How the Miners’ Strike changed women’s lives

A new book, Women and the Miners’ Strike by Florence Sutcliffe-Braithwaite and Natalie Thomlinson, looks at women’s experiences
Issue 2895
A picture of women on the march during the Miners' Strike

Men and women fought together in the Miners’ Strike (Picture: John Sturrock, Socialist Worker’s photographer at the time)

Women played a big role in the strike, and a new book details their experiences. Women and the Miners’ Strike by Florence Sutcliffe-Braithwaite and Natalie Thomlinson says for some women “standing ‘by’ or ‘behind’ one’s man” was a strong reason for supporting the strike. For others it was a matter of “political principle”.

But some women also supported their husbands working and were against the strike. Women’s mixed feelings were the “messy reality” in the early days of the strike and as it dragged on.

Women’s groups supporting the strike grew out of existing political groups, or were set up by miners’ wives who were angry at the media’s portrayal of women as anti-strike.

Janie Robertson from Stirling remembered that her group “kept us sane”. And getting involved “gave many women a sense of agency”.

A protest on 12 May in Barnsley saw up to 12,000 women from support groups on a march. Janet Slater from Nottinghamshire said, “There was definitely a feeling of pride. To get among people where you’re all of the same thought was really uplifting.”

The success of the march saw the movement expand and the NUM union sensed its usefulness despite some branches being against women’s action. NUM president Arthur Scargill and women from the movement set up the National Women Against Pit Closures (NWAPC).

A women’s rally in London on 11 August was its first major national public event, with over 20,000 people. Some women also picketed during the strike. One of them, Linda, said, “It was scary but it was good. Standing up for what you think is right.” This led to debate among miners about whether women belonged on the pickets.

Another woman, K, said she felt like a “different person” on the pickets because the normal rules for women were rewritten or temporarily forgotten. The cops were just as brutal to women as they were to men. Aggie in Nottinghamshire said the police “don’t give a shit whether you be male or female”.
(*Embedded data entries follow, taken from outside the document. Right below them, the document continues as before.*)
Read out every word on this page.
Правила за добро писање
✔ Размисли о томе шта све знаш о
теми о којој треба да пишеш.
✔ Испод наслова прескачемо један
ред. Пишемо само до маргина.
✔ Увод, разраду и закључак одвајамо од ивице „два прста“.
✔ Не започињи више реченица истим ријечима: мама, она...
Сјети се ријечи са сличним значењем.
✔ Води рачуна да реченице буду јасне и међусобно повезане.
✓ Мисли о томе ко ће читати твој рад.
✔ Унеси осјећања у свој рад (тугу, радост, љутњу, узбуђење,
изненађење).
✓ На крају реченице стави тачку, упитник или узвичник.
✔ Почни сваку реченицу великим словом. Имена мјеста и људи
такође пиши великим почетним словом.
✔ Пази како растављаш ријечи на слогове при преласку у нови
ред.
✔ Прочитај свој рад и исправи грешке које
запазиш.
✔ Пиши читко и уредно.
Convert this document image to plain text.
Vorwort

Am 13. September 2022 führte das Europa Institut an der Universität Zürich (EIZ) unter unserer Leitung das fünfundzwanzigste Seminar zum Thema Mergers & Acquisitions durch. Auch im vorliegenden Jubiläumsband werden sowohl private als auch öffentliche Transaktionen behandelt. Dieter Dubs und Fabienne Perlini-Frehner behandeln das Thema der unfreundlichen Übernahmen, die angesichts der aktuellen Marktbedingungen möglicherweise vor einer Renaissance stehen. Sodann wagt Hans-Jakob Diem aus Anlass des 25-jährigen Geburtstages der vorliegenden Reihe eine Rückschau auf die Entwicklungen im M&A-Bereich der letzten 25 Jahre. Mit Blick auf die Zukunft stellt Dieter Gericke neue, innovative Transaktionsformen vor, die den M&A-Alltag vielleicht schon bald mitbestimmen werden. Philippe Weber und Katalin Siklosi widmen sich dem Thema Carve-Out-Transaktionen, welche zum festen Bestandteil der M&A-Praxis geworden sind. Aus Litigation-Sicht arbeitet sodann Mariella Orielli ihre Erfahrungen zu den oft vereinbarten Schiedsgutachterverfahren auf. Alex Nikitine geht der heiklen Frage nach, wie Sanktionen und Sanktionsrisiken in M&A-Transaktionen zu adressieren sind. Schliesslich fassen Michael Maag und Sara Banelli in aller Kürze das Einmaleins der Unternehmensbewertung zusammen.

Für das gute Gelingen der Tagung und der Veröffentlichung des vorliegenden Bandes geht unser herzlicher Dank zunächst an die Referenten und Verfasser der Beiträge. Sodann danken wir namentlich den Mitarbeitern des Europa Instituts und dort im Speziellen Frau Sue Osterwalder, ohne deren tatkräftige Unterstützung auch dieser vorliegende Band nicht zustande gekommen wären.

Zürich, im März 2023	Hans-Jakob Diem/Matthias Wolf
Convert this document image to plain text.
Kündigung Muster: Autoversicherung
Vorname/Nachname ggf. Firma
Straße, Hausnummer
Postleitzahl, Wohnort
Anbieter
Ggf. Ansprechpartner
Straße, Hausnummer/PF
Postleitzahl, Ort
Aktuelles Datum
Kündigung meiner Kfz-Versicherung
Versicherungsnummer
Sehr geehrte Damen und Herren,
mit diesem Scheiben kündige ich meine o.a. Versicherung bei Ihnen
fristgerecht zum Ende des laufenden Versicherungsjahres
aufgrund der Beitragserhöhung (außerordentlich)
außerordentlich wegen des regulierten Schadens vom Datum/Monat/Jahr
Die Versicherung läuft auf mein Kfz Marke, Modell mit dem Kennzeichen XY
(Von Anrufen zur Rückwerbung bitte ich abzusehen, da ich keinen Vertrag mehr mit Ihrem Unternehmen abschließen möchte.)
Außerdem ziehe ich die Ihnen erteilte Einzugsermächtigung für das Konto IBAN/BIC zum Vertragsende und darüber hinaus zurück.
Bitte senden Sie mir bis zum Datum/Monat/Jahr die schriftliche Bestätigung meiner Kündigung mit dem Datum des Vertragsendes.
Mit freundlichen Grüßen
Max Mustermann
The aid provided by women’s groups alongside help from family, friends and local small firms was crucial. Between July 1984 and September 1985 NWAPC raised over £710,000. In the run-up to Christmas, the Mining Families Christmas Appeal, instigated by NWAPC, brought in nearly £400,000.

But winter was bitter. Poppy remembers in her house “all of a sudden there was no fences, there was no bannisters, various doors would go missing” to heat the home. Norma Dolby recorded that by December, “Gone was the feeling of togetherness. Arkwright Town was now a village with a big black cloud over it.”

The activism and new networks disappeared in the aftermath of the strike and most groups folded, with women focussing on getting “back to normal” than on continuing their political work.